Luca raised his eyes. ‘When you said early, I didn’t realise you meant that early. Still night-time, in fact.’ He looked at her, where only her grey-green eyes were visible over the platinum mop-top of the child. ‘Must be restricting, working those kind of hours,’ he observed. ‘Socially, I mean.’
‘Oh, Eve’s a career woman,’ said Michael. ‘She wouldn’t worry about a little thing like that!’

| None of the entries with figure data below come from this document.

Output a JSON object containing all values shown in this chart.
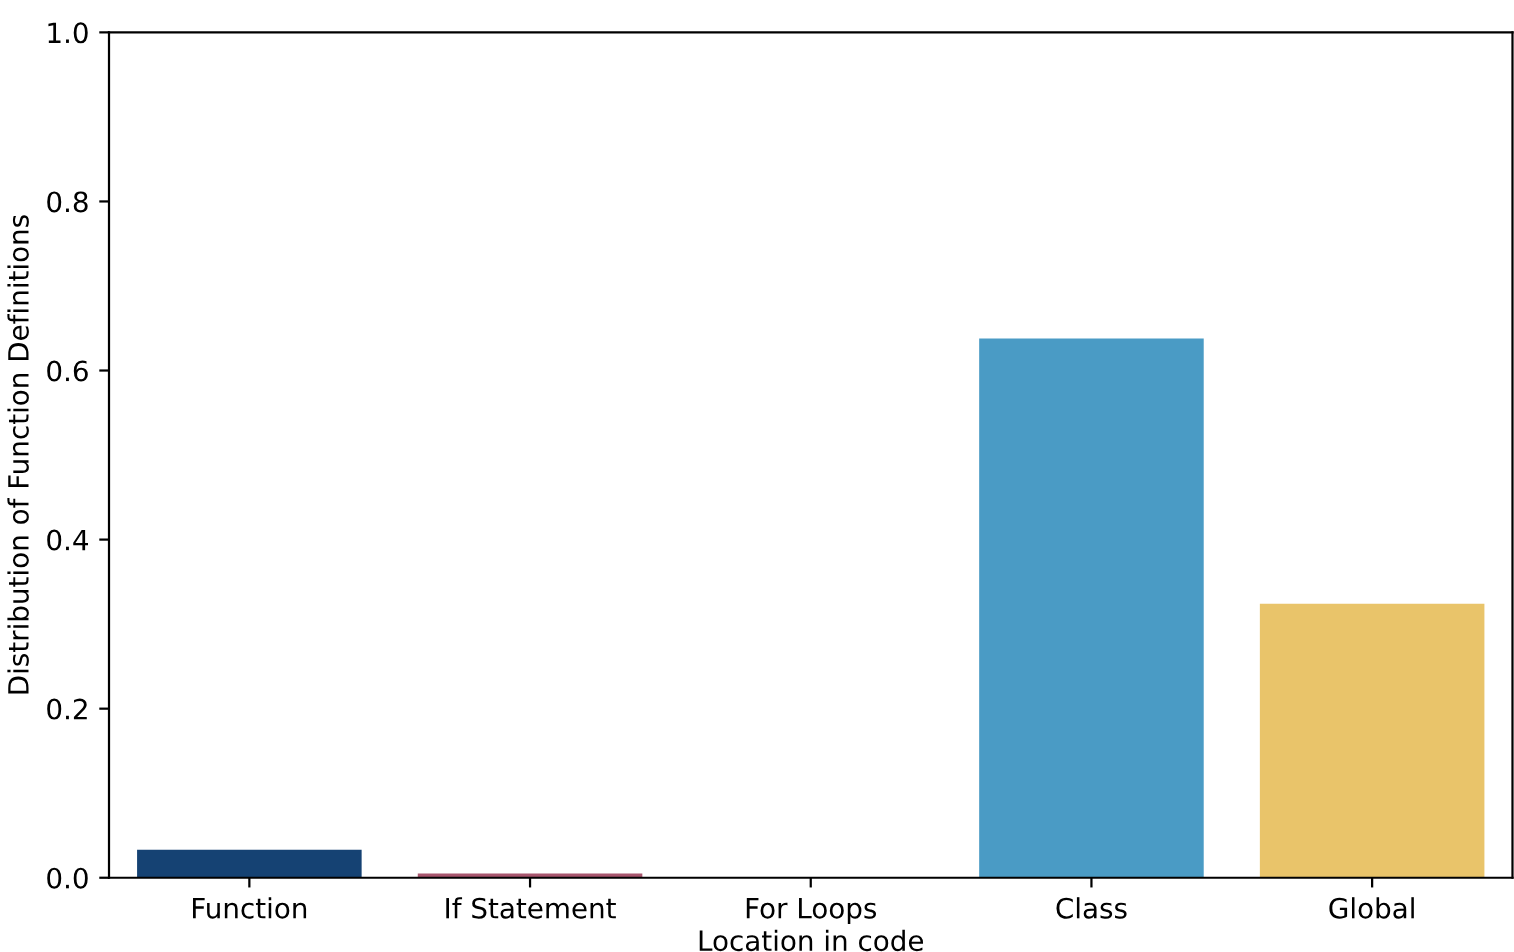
{
  "chart_data": {
    "type": "bar",
    "xlabel": "Location in code",
    "ylabel": "Distribution of Function Definitions",
    "categories": [
      "Function",
      "If Statement",
      "For Loops",
      "Class",
      "Global"
    ],
    "values": [
      0.033,
      0.005,
      0.001,
      0.638,
      0.324
    ],
    "colors": [
      "#154273",
      "#a8566e",
      "#5c3a33",
      "#4a9bc5",
      "#e9c46a"
    ],
    "ylim": [
      0,
      1.0
    ],
    "yticks": [
      {
        "value": 0,
        "label": "0.0"
      },
      0.2,
      0.4,
      0.6,
      0.8,
      {
        "value": 1,
        "label": "1.0"
      }
    ],
    "grid": false
  }
}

Eve twisted one of Kesi’s curls around her finger. ‘Am I allowed to speak for myself? I hate the term “career woman”—it implies ambition to the exclusion of everything else. As far as I’m concerned—I just do a job which means I have to work antisocial hours.’
‘Like a nurse?’ interjected Luca, his dark eyes sparking mischief.
‘Mmm.’ She sparked the mischief right back. ‘Or a dairy farmer.’
Their gazes locked and held in what was essentially a private joke, and Eve felt suddenly unsafe. Shared jokes felt close, too close, but that was just another illusion—and a dangerously seductive one, too.
Lizzy blinked. ‘Come and wash your hands before lunch, poppet,’ she said to Kesi.
Kesi immediately snuggled closer to Eve.
‘Want to stay with Arnie Eve!’
It gave Eve the out she both wanted and needed—anything to give her a momentary reprieve from the effect that Luca was managing to have on her, simply by being in the same room.
‘Shall I come, too?’ she suggested. ‘And we can wash your hurt knee and put a plaster on it—how does that sound?’